Neural phones: Samsung gave a talk at Hot Chips last week in which it said it was using neural networks for branch prediction in the M1 processor cores inside its S7 and S7 Edge smartphones. “If your CPU can predict accurately which instructions an app is going to execute next, you can continue priming the processing pipeline with instructions rather than dumping the pipeline every time you hit a jump. ‘The neural net gives us very good prediction rates,’ said Brad Burgess, who is Samsung’s chief CPU architect”, reports The Register. (As many have subsequently pointed out, people may have been using similar techniques for many years, but instead of calling it a neural network, they called it a perceptron. Marketing!)
Unleash the robots (with free data)! Right now, making truly smart robots is a challenge. That’s because the common way of developing modern AI software involves spending hours training your computers on test data. Modern computers are very fast so this means the computer can play a hundred games of Tetris in a few minutes. This approach doesn’t work very well for robotics. That’s because the simulators the robots are being trained on don’t fully reflect the fizzing complication of the real world. (New simulation environments are being developed, though, including Google DeepMind’s ‘Labyrinth’.)
So, if simulation is inefficient, what else can you do? The answer, if you have lots of money, time, and access to an office containing 14 robot arms, is to train your robots in the real-world. That’s what Google did earlier this year, when it created what Googlers called the ‘arm farm’. Over the course of several months its robots learned to pick up a variety of different objects through a process of (smart) trial and error. Data from one real-world robot was transferred to the others, letting the Mountain View, California company’s dexterous servants learn in the same networked way that Tesla’s self-driving cars do. So it was with a pleasant surprise that we saw Googlerelease the data from the experiments last week. This data gives researchers around 650,000 examples ofrobot grasping attempts and 59,000 examples ofpushing motions.

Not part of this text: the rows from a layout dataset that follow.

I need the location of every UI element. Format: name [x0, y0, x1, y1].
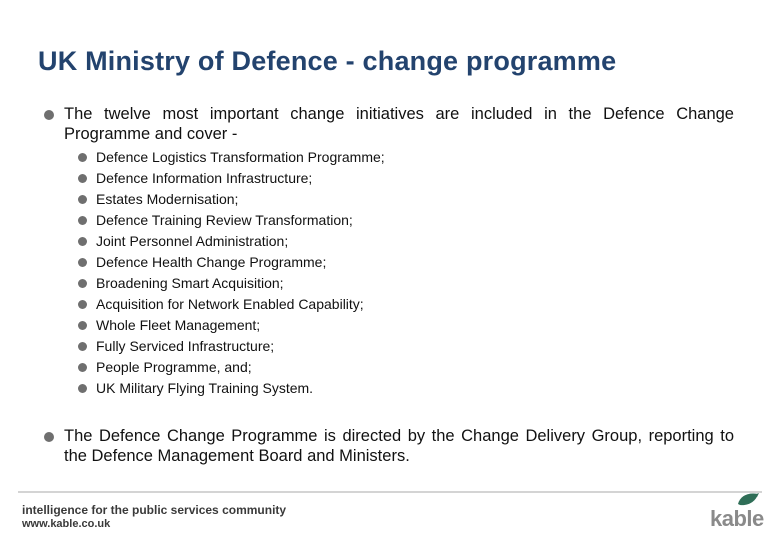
list-item-text: Fully Serviced Infrastructure;: [96, 338, 275, 354]
bullet-dot: [78, 237, 87, 246]
bullet-dot: [78, 258, 87, 267]
bullet-dot: [78, 195, 87, 204]
list-item: Whole Fleet Management;: [78, 315, 385, 336]
logo-text: kable: [710, 506, 764, 531]
kable-logo: kable: [706, 492, 764, 532]
footer-divider: [18, 491, 762, 493]
footer-tagline: intelligence for the public services com…: [22, 503, 287, 517]
list-item: UK Military Flying Training System.: [78, 378, 385, 399]
slide-title: UK Ministry of Defence - change programm…: [38, 46, 617, 76]
list-item: Broadening Smart Acquisition;: [78, 273, 385, 294]
bullet-dot: [78, 174, 87, 183]
list-item: Defence Logistics Transformation Program…: [78, 147, 385, 168]
list-item: Defence Information Infrastructure;: [78, 168, 385, 189]
list-item: Defence Training Review Transformation;: [78, 210, 385, 231]
closing-paragraph: The Defence Change Programme is directed…: [64, 427, 734, 465]
bullet-dot: [44, 110, 54, 120]
bullet-dot: [78, 279, 87, 288]
bullet-dot: [78, 321, 87, 330]
list-item: Joint Personnel Administration;: [78, 231, 385, 252]
bullet-dot: [44, 432, 54, 442]
leaf-icon: [738, 493, 759, 506]
list-item-text: Joint Personnel Administration;: [96, 233, 289, 249]
leaf-shape: [738, 493, 758, 506]
list-item: Fully Serviced Infrastructure;: [78, 336, 385, 357]
bullet-dot: [78, 153, 87, 162]
list-item-text: Defence Training Review Transformation;: [96, 212, 353, 228]
bullet-dot: [78, 363, 87, 372]
list-item-text: People Programme, and;: [96, 359, 252, 375]
bullet-dot: [78, 384, 87, 393]
list-item-text: Broadening Smart Acquisition;: [96, 275, 284, 291]
intro-paragraph: The twelve most important change initiat…: [64, 105, 734, 143]
initiatives-list: Defence Logistics Transformation Program…: [78, 147, 385, 399]
list-item: Estates Modernisation;: [78, 189, 385, 210]
footer-url[interactable]: www.kable.co.uk: [22, 518, 111, 530]
list-item-text: Defence Health Change Programme;: [96, 254, 327, 270]
list-item-text: Acquisition for Network Enabled Capabili…: [96, 296, 364, 312]
list-item-text: Estates Modernisation;: [96, 191, 239, 207]
bullet-dot: [78, 216, 87, 225]
list-item-text: Defence Information Infrastructure;: [96, 170, 313, 186]
list-item-text: UK Military Flying Training System.: [96, 380, 314, 396]
list-item: Defence Health Change Programme;: [78, 252, 385, 273]
list-item: Acquisition for Network Enabled Capabili…: [78, 294, 385, 315]
bullet-dot: [78, 300, 87, 309]
list-item-text: Whole Fleet Management;: [96, 317, 261, 333]
list-item: People Programme, and;: [78, 357, 385, 378]
list-item-text: Defence Logistics Transformation Program…: [96, 149, 385, 165]
bullet-dot: [78, 342, 87, 351]
leaf-tip: [754, 493, 759, 497]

Transfer Learning: It’s likely that clever robots will be created through a combination of training in the virtual world and the real world. Being able to take insights gleaned from one environment, like a simulator, and apply them to another, like a real-world disaster zone, is one of the grand challenges in AI. Google DeepMind recently published a paper on ‘progressive networks‘, which lets it take a neural network that has learned to tackle one problem and daisy-chain it via gradient descent to a new network. This lets the new network tap into insights learned in other networks, reducing training time. This means you can train a bunch of networks in a simulator, then attach those to a neural network that is trying to tackle problems on a real-world robot, and learn to do things in less time than usual.
Computer, Enhance! Last week I asked for a service that could let me upscale my pictures using neural networks. It exists! Now I’ve found another nice example on Github with code. For an example of how upscaling can go wrong please look at the third-from-bottom picture on the Github repo.
Hands Across The Human-Machine Divide: Berkeley professor Stuart Russell will lead the Center for Human-Compatible Artificial Intelligence, which launched this week. “The center will work on ways to guarantee that the most sophisticated AI systems of the future, which may be entrusted with control of critical infrastructure and may provide essential services to billions of people, will act in a manner that is aligned with human values,” says Berkeley News. Funding for the center comes from the Open Philanthropy Project and the Leverhulme Trust and the Future of Life Institute.